Friday, June 3, 2011

In Politics

We must remember, with innuendo
the speaker is apt to be indiscreet,
while being boring, dull and incessant.
That is so true. With his thoughts still inchoate,
the politician spews inconclusive
facts, and his lying is inveterate.

The world's best liars are inveterate
ones, and they rely on innuendo
to appear wise, sage - not inconclusive.
The real secret is to be indiscreet,
leaving the truth temptingly inchoate
in a haze of chatter quite incessant.

Politicians are great at incessant
yammering, and they are inveterate
promoters of slick ideas, inchoate
policies, and fans of innuendo
that makes their opponents look indiscreet.
They don't want to appear inconclusive

while all the while being inconclusive,
just firing away with an incessant
attack, and denying they've been indiscreet,
which they have been more than once; inveterate
philanderers hawking innuendo,
pretending their ideas aren't inchoate.

But all their ideas must be inchoate,
so they seem frank while being inconclusive.
Why talk ideas?
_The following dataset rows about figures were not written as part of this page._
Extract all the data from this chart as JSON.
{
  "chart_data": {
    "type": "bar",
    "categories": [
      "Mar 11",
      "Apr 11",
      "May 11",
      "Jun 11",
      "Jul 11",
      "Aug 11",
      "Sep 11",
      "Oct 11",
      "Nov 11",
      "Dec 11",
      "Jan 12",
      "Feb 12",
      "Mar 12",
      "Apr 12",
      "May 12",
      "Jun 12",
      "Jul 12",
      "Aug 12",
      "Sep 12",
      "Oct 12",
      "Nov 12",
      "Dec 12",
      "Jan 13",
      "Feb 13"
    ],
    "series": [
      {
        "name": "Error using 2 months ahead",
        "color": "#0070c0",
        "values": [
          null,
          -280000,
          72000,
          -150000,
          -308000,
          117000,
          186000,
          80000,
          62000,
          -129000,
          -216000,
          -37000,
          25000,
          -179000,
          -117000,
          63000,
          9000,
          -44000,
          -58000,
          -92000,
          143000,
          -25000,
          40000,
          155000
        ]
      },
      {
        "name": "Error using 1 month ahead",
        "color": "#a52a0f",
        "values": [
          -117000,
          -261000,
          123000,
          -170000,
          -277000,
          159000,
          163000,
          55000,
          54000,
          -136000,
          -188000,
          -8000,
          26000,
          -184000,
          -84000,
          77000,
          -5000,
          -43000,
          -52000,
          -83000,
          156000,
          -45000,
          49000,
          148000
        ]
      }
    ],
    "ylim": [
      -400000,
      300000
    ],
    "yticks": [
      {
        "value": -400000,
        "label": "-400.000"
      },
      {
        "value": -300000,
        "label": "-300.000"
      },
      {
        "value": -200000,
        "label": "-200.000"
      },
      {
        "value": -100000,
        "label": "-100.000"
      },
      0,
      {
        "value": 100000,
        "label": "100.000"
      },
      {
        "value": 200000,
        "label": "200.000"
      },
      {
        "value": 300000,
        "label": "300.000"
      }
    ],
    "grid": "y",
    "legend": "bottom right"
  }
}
Isn't innuendo
more effective? And a long, incessant
speech about that evil, inveterate
crook - the opponent - is quite indiscreet.

You ask: What's wrong with being indiscreet?
It beats rambling on about inchoate
ideas. And the old pol's inveterate
lying disguises his inconclusive
conclusions in a rant of incessant
charges, half truths, lies and innuendo.

The lies, inveterate and indiscreet,
all the innuendo and inchoate
sham - too inconclusive, too incessant.